[It is funny. The last time I saw this useless Ugandan in the media was when he was lamenting that he feared for his life and had received death threats. This came on the heels of some 12 similar minded clerics being gunned down in broad day light and no investigations of course. Damn gay people! They kill and kill and steal medicine from hospitals, our jobs, bastardize our constitution, impoverish the nation, put potholes in our roads, steal all the donor money, walk all over the tax payers. But get this, they even stole our election and put a military occupation all over Uganda. But they are not done yet. They shoot to kill. Oh my Lordy, I hate those gays like you have no idea. They are even the ones who are going to put sanctions on Uganda. No wonder this cleric is willing to die for protecting Ugandans from those horrible gays. Long Live our beloved dictator #Museveni. PASS ME A VIOLIN!]
Sheikh Nuhu Mazaata believes that anyone fighting for LGBTI rights ‘needs to be punished’.
A Muslim cleric in Uganda has vowed to fight anyone who stands in the way of a potential new anti-gay bill being passed.
Sheikh Nuhu Mazaata brought up the subject while addressing prayers at at mosque in Kampala, saying that anyone defending LGBTI people will face a ‘rough’ time.
He said: ‘We shall make those legislators who support homosexuality to do it in front of everyone to prove that what they are doing is right.
‘Those pro-homosexuality legislators need to be punished’.

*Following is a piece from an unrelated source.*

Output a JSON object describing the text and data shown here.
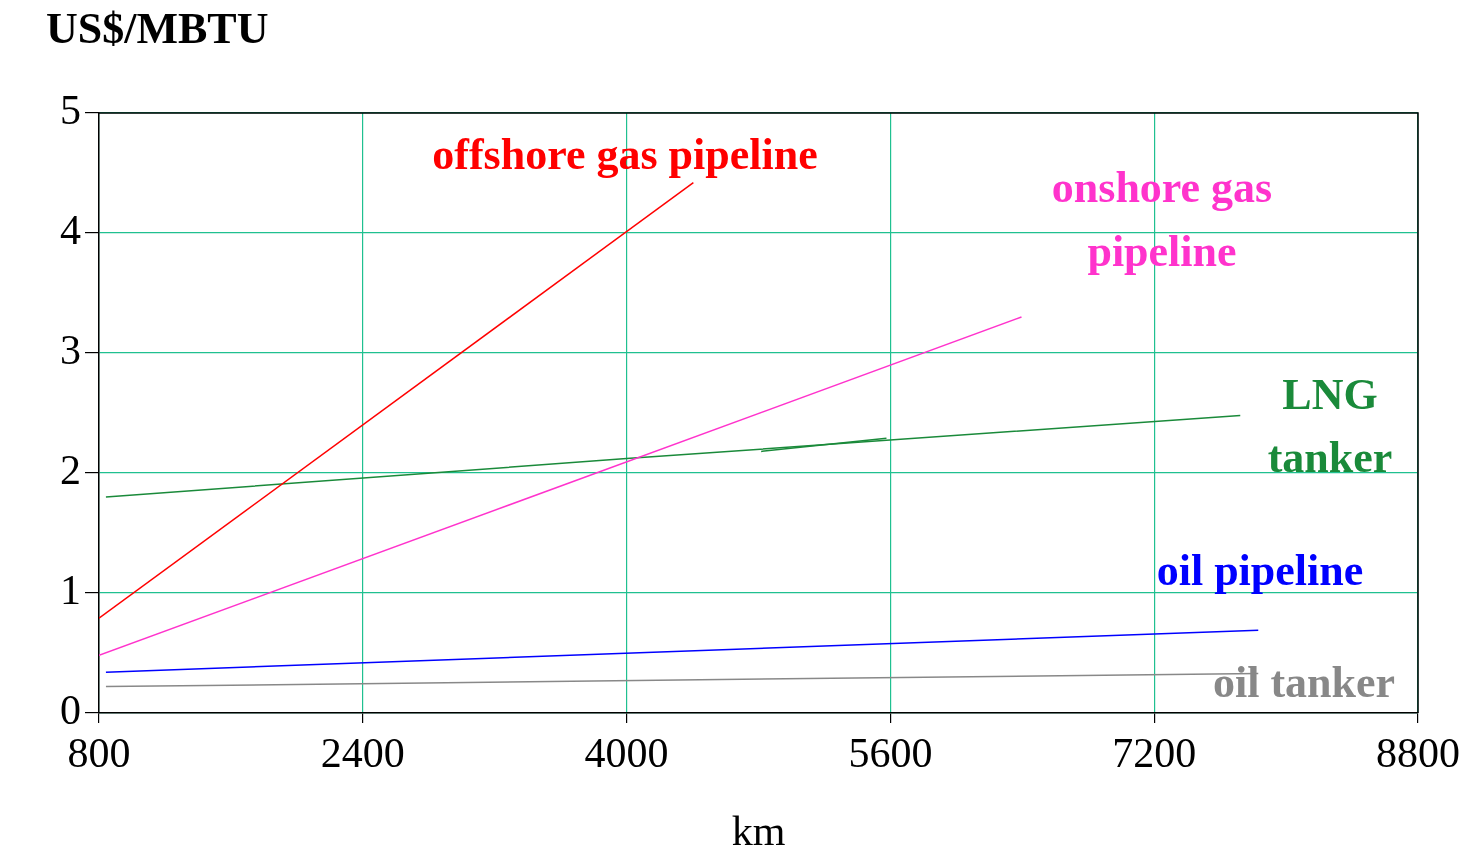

Despite this, Mazaata also called on other religious leaders not to get involved in politics. Referring to the arrest of Uganda opposition leader Kizza Besigye, he said: ‘We were told not to interfere with political issues and indeed we should leave them to politicians.’
Uganda is notorious for its dangerous rhetoric against LGBTI people.

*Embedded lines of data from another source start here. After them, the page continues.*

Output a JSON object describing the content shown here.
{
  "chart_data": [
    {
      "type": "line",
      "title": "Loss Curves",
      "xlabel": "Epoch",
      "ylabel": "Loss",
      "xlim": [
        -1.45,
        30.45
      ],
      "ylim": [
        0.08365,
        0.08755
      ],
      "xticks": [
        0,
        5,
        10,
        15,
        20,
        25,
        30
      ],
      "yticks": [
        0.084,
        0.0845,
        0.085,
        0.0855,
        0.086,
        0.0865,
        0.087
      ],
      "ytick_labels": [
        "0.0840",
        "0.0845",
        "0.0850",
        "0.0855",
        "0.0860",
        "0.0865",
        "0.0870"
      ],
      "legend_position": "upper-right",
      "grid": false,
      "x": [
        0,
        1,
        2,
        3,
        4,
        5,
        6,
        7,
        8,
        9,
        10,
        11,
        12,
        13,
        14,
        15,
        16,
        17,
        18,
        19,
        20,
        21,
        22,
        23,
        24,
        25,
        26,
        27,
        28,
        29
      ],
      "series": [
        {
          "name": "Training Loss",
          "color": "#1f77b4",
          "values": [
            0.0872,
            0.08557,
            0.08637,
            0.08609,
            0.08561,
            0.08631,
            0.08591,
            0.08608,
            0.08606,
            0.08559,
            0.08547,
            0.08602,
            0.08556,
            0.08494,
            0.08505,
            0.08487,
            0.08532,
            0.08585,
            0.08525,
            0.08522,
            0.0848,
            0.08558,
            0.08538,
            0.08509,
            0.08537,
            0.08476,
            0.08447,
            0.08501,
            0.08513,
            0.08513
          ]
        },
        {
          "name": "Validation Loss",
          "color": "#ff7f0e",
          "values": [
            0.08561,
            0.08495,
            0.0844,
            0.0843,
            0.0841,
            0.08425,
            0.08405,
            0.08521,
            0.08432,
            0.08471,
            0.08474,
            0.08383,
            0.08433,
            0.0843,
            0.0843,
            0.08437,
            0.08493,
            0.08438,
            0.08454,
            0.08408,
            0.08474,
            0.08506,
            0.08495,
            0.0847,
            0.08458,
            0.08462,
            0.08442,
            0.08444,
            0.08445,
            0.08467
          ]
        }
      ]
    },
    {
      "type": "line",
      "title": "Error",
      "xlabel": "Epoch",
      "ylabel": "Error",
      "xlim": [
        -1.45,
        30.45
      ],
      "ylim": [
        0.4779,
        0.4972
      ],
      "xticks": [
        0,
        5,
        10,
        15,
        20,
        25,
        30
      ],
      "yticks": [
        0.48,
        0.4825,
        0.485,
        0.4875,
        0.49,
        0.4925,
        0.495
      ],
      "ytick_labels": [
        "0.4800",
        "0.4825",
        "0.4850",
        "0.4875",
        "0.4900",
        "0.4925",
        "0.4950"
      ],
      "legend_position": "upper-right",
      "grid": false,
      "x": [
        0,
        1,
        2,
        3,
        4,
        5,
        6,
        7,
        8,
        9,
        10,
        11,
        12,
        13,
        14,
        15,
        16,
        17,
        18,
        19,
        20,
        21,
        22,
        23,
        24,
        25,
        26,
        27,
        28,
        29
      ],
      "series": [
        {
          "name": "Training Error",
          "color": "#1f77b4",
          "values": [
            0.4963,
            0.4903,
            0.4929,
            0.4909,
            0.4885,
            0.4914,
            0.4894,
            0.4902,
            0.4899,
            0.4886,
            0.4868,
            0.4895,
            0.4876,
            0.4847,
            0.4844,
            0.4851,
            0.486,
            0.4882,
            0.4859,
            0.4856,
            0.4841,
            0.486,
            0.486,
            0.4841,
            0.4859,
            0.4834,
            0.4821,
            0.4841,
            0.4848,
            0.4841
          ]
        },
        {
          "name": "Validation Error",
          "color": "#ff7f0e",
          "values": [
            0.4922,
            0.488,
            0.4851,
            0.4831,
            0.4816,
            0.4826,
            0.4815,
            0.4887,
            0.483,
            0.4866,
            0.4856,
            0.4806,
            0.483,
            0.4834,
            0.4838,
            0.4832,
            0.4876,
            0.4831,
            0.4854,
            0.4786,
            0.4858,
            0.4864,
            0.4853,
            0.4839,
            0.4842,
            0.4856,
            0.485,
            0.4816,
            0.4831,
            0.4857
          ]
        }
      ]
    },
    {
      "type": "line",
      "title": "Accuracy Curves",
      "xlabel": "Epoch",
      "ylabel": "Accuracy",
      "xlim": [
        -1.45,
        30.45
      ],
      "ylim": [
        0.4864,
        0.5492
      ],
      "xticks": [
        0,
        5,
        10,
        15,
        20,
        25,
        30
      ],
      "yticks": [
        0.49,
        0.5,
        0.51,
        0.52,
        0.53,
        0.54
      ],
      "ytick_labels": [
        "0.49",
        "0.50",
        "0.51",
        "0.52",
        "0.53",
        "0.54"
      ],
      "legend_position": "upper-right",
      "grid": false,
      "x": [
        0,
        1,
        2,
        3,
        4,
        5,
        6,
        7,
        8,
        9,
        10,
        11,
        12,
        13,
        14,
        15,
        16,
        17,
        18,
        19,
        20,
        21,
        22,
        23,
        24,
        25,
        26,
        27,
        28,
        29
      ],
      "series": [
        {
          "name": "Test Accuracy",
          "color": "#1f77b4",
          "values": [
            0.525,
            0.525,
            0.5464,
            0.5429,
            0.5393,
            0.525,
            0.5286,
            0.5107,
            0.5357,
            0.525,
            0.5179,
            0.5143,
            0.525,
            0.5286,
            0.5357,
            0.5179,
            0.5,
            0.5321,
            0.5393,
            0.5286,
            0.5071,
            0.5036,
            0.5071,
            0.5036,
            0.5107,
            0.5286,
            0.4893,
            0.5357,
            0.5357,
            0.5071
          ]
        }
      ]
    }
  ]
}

In 2014, Ugandan President Yoweri Museveni signed the infamous Anti-Homosexuality Bill into law, which called for tough penalties for homosexual acts, and encouraged members of the public to report LGBTI people to the authorities.
However, the courts in Uganda were later able to invalidate the law on the grounds of a technicality.
Despite this, the situation for LGBTI Ugandans remains dire, with activists believing the situation will get worse in the near future.